Critically ill patients find the occurrence of pain distressing, as it can be felt both during periods of rest and while receiving medical treatment or nursing care. Pain is universally acknowledged as a natural right of every individual. When pain is inadequately attended to, it can lead to a variety of adverse outcomes, such as Post-Traumatic Stress Disorder (PTSD), illness, and even mortality. However, pain in critically ill patients is commonly underestimated and inadequately addressed. Research suggests that nurses frequently neglect to employ suitable methods and tools for assessing pain in these patients. Hence, nurses must demonstrate extensive proficiency in the appropriate tools and techniques for pain management, as well as effectively comprehend, recognise, and evaluate patient pain. Unfortunately, numerous studies suggest that critical care nurses have a deficient knowledge of pain awareness and treatment. Nevertheless, this inadequacy can be rectified through training or continuous nursing education. Hence, it is highly recommended that the hospital administration adopt a proactive stance by actively promoting the participation of their nurses in pain management training programmes.

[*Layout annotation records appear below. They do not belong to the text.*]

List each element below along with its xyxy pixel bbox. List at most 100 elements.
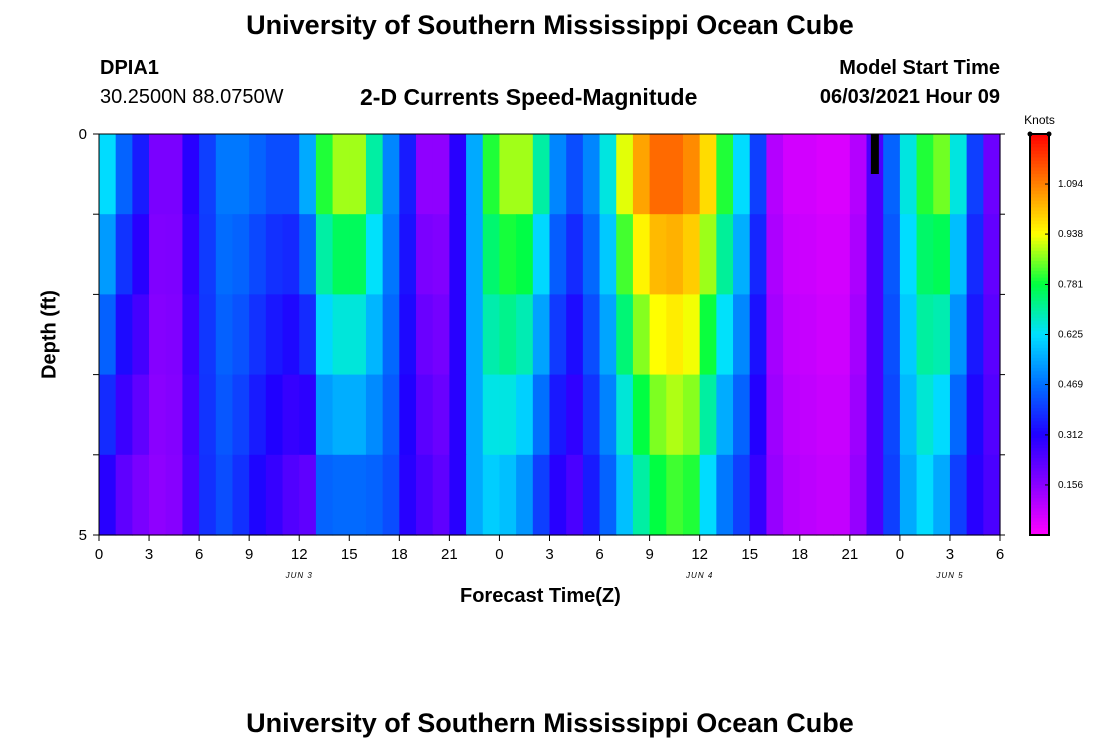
colorbar-segment	[1030, 491, 1049, 496]
heatmap-cell	[432, 374, 450, 456]
colorbar-segment	[1030, 531, 1049, 536]
heatmap-cell	[249, 374, 267, 456]
colorbar-segment	[1030, 408, 1049, 412]
heatmap-cell	[599, 214, 617, 295]
heatmap-cell	[115, 454, 133, 536]
heatmap-cell	[749, 134, 768, 215]
heatmap-cell	[733, 374, 751, 456]
heatmap-cell	[749, 454, 768, 536]
colorbar-tick-label: 0.469	[1058, 380, 1083, 391]
heatmap-cell	[499, 454, 517, 536]
heatmap-cell	[983, 374, 1001, 456]
heatmap-cell	[699, 134, 717, 215]
heatmap-cell	[783, 454, 801, 536]
heatmap-cell	[566, 294, 584, 376]
heatmap-cell	[232, 374, 250, 456]
heatmap-cell	[365, 454, 384, 536]
heatmap-cell	[883, 374, 901, 456]
colorbar-segment	[1030, 277, 1049, 282]
colorbar-segment	[1030, 351, 1049, 356]
colorbar-segment	[1030, 207, 1049, 212]
colorbar-segment	[1030, 411, 1049, 416]
colorbar-segment	[1030, 341, 1049, 346]
date-label: JUN 5	[935, 571, 963, 580]
heatmap-cell	[99, 454, 117, 536]
x-tick-label: 0	[495, 546, 503, 563]
colorbar-tick-label: 0.938	[1058, 229, 1083, 240]
heatmap-cell	[649, 454, 667, 536]
colorbar-segment	[1030, 468, 1049, 473]
colorbar-segment	[1030, 508, 1049, 513]
colorbar-segment	[1030, 224, 1049, 229]
page-title-bottom: University of Southern Mississippi Ocean…	[246, 708, 854, 738]
heatmap-cell	[833, 374, 851, 456]
x-tick-label: 3	[946, 546, 954, 563]
heatmap-cell	[149, 214, 167, 295]
x-tick-label: 18	[391, 546, 408, 563]
heatmap-cell	[549, 134, 567, 215]
heatmap-cell	[482, 294, 501, 376]
colorbar-segment	[1030, 150, 1049, 155]
heatmap-cell	[265, 454, 284, 536]
heatmap-cell	[933, 454, 951, 536]
heatmap-cell	[232, 294, 250, 376]
heatmap-cell	[649, 214, 667, 295]
colorbar-segment	[1030, 301, 1049, 305]
heatmap-cell	[783, 214, 801, 295]
colorbar-segment	[1030, 521, 1049, 526]
heatmap-cell	[699, 454, 717, 536]
heatmap-cell	[582, 134, 601, 215]
heatmap-cell	[132, 374, 150, 456]
heatmap-cell	[332, 214, 350, 295]
heatmap-cell	[215, 134, 234, 215]
heatmap-cell	[616, 374, 634, 456]
heatmap-cell	[549, 454, 567, 536]
page-title-top: University of Southern Mississippi Ocean…	[246, 10, 854, 40]
heatmap-cell	[466, 294, 484, 376]
heatmap-cell	[766, 454, 784, 536]
heatmap-cell	[382, 294, 400, 376]
x-tick-label: 9	[245, 546, 253, 563]
heatmap-cell	[282, 214, 300, 295]
heatmap-cell	[582, 374, 601, 456]
heatmap-cell	[799, 294, 818, 376]
heatmap-cell	[232, 454, 250, 536]
heatmap-cell	[349, 454, 367, 536]
model-start-label: Model Start Time	[839, 57, 1000, 79]
colorbar-segment	[1030, 257, 1049, 262]
heatmap-cell	[966, 134, 984, 215]
date-label: JUN 4	[685, 571, 713, 580]
heatmap-cell	[165, 134, 184, 215]
heatmap-cell	[365, 294, 384, 376]
colorbar-segment	[1030, 144, 1049, 148]
heatmap-cell	[466, 134, 484, 215]
heatmap-cell	[749, 214, 768, 295]
heatmap-cell	[849, 374, 868, 456]
station-coordinates: 30.2500N 88.0750W	[100, 86, 284, 108]
colorbar-segment	[1030, 234, 1049, 239]
heatmap-cell	[249, 294, 267, 376]
heatmap-cell	[983, 134, 1001, 215]
heatmap-cell	[382, 374, 400, 456]
heatmap-cell	[149, 374, 167, 456]
heatmap-cell	[716, 294, 734, 376]
colorbar-segment	[1030, 260, 1049, 265]
heatmap-cell	[382, 134, 400, 215]
heatmap-cell	[382, 454, 400, 536]
colorbar-segment	[1030, 431, 1049, 436]
heatmap-cell	[149, 134, 167, 215]
heatmap-cell	[299, 454, 317, 536]
colorbar-segment	[1030, 448, 1049, 452]
heatmap-cell	[866, 454, 884, 536]
heatmap-cell	[315, 134, 334, 215]
heatmap-cell	[682, 374, 701, 456]
x-tick-label: 21	[441, 546, 458, 563]
heatmap-cell	[699, 294, 717, 376]
heatmap-cell	[949, 134, 968, 215]
heatmap-cell	[482, 374, 501, 456]
colorbar-segment	[1030, 324, 1049, 329]
colorbar-segment	[1030, 204, 1049, 209]
heatmap-cell	[265, 294, 284, 376]
y-axis-label: Depth (ft)	[38, 290, 61, 379]
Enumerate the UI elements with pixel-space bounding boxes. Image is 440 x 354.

Furthermore, for future research, it is recommended to conduct a more extensive study with a larger sample size encompassing diverse healthcare establishments, such as private hospitals, university-affiliated hospitals, and private hospitals. Researchers strongly recommend conducting a study to evaluate the efficacy of CPOT from the patients' perspective. This could facilitate a more comprehensive understanding of the implementation of CPOT by nurses, as well as the patient's viewpoint on the effectiveness of the tools in alleviating their pain and their satisfaction with the pain assessment tools. Further studies on CPOT would be needed to observe its implementation and effectiveness in various other hospitals.


Conflict of Interest

The authors declare that they have no conflict of interests in this study.


ACKNOWLEDGEMENT

The authors would like to express gratitude to all the critical care nurses from Pusat Pakar Perubatan UiTM (PPUiTM), Malaysia, for being cooperative throughout this study.